With my appointment I wish to disarm you immediately and alert you that Dr. Seuss is definitely in the house. A sense of play and fun is afoot. But equally, let me bring you close and tell you poetry is the true language of our humanity, the plaintive call of human souls accepting their final separateness. But it is also a communal murmur of satisfaction with the joys of physical being. And overwhelming, it is a call for true contact between us all.

Let nothing, not wealth, education, status, opinion, indeed, even a lack of understanding stand between you and the person beside you. We all share in the bounty of our being when we speak. Language is for sharing, as is poetry. The price of the game is simply the energy of our words and our attention.

Your worship - standing in the shower, you, with some soap suds, and no one listening - you have only to open your mouth gargle some words in ways you have never heard before that make you laugh or cry and you, too, will be taking your first steps toward becoming a poet.

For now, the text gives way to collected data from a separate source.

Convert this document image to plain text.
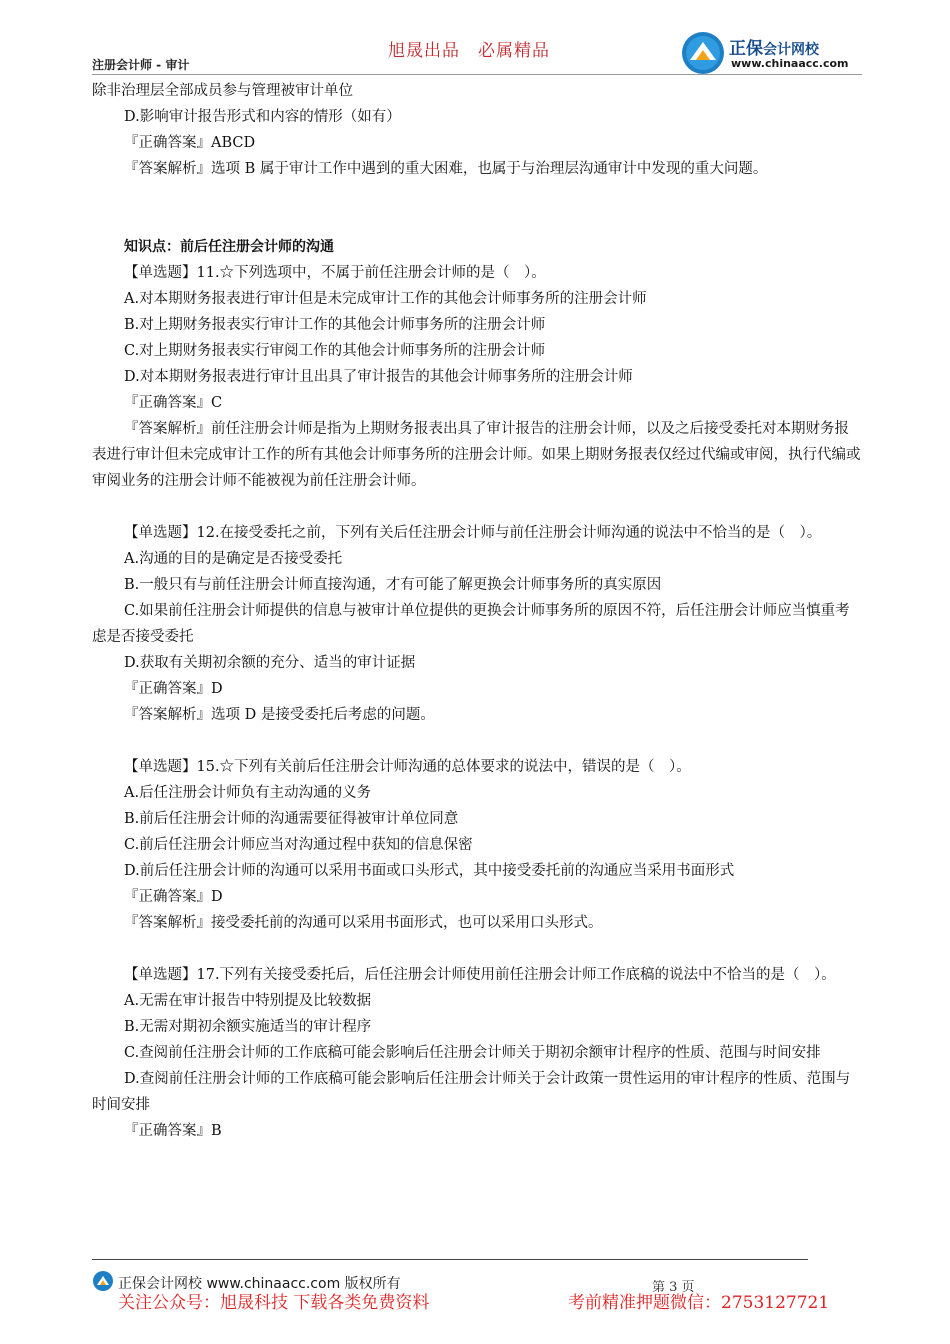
旭晟出品　必属精品
注册会计师 - 审计
正保会计网校
www.chinaacc.com

除非治理层全部成员参与管理被审计单位

D.影响审计报告形式和内容的情形（如有）

『正确答案』ABCD

『答案解析』选项 B 属于审计工作中遇到的重大困难，也属于与治理层沟通审计中发现的重大问题。

知识点：前后任注册会计师的沟通

【单选题】11.☆下列选项中，不属于前任注册会计师的是（　）。

A.对本期财务报表进行审计但是未完成审计工作的其他会计师事务所的注册会计师

B.对上期财务报表实行审计工作的其他会计师事务所的注册会计师

C.对上期财务报表实行审阅工作的其他会计师事务所的注册会计师

D.对本期财务报表进行审计且出具了审计报告的其他会计师事务所的注册会计师

『正确答案』C

『答案解析』前任注册会计师是指为上期财务报表出具了审计报告的注册会计师，以及之后接受委托对本期财务报表进行审计但未完成审计工作的所有其他会计师事务所的注册会计师。如果上期财务报表仅经过代编或审阅，执行代编或审阅业务的注册会计师不能被视为前任注册会计师。

【单选题】12.在接受委托之前，下列有关后任注册会计师与前任注册会计师沟通的说法中不恰当的是（　）。

A.沟通的目的是确定是否接受委托

B.一般只有与前任注册会计师直接沟通，才有可能了解更换会计师事务所的真实原因

C.如果前任注册会计师提供的信息与被审计单位提供的更换会计师事务所的原因不符，后任注册会计师应当慎重考虑是否接受委托

D.获取有关期初余额的充分、适当的审计证据

『正确答案』D

『答案解析』选项 D 是接受委托后考虑的问题。

【单选题】15.☆下列有关前后任注册会计师沟通的总体要求的说法中，错误的是（　）。

A.后任注册会计师负有主动沟通的义务

B.前后任注册会计师的沟通需要征得被审计单位同意

C.前后任注册会计师应当对沟通过程中获知的信息保密

D.前后任注册会计师的沟通可以采用书面或口头形式，其中接受委托前的沟通应当采用书面形式

『正确答案』D

『答案解析』接受委托前的沟通可以采用书面形式，也可以采用口头形式。

【单选题】17.下列有关接受委托后，后任注册会计师使用前任注册会计师工作底稿的说法中不恰当的是（　）。

A.无需在审计报告中特别提及比较数据

B.无需对期初余额实施适当的审计程序

C.查阅前任注册会计师的工作底稿可能会影响后任注册会计师关于期初余额审计程序的性质、范围与时间安排

D.查阅前任注册会计师的工作底稿可能会影响后任注册会计师关于会计政策一贯性运用的审计程序的性质、范围与时间安排

『正确答案』B

正保会计网校 www.chinaacc.com 版权所有	第 3 页
关注公众号：旭晟科技 下载各类免费资料	考前精准押题微信：2753127721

In closing, don't let my personal branding distract you. I stand before you a representative of all that is poetic in Cobourg and wish you wonder-filled days, bright with caring resonance yet deeply respectful of the mystery into which we have been born.

Ted Amsden
October 3, 2011


Cobourg Poetry Facts: by Ted Amsden

- 90 poets a year read in Cobourg.
- over 900 poems are shared with public audiences.
- the Cobourg Poetry Workshop, a gathering of poets and word smiths gather twice
during the month to conduct a workshop and to provide free public readings for the citizens of Cobourg.
- James Pickersgill's colourful little folded packets of poetry under the masthead of - Poetry'zown - during the past 2 years and 9 months has published almost 1,000 poems.
- because of this strength and display of interest other organizations and individuals are stepping forward locally to promote literary events in town.
- Cobourg is reaching a critical mass, the outside world wants to be part of events happening here: well known poets and their publishing houses are requesting the privilege of launching their books here: national Poets Laureate and others of international stature want to read in Cobourg.
- my list does not include what is going on in the schools: teachers such as James Martin at CDCI West actively promote poetry beyond the demands of the curriculum.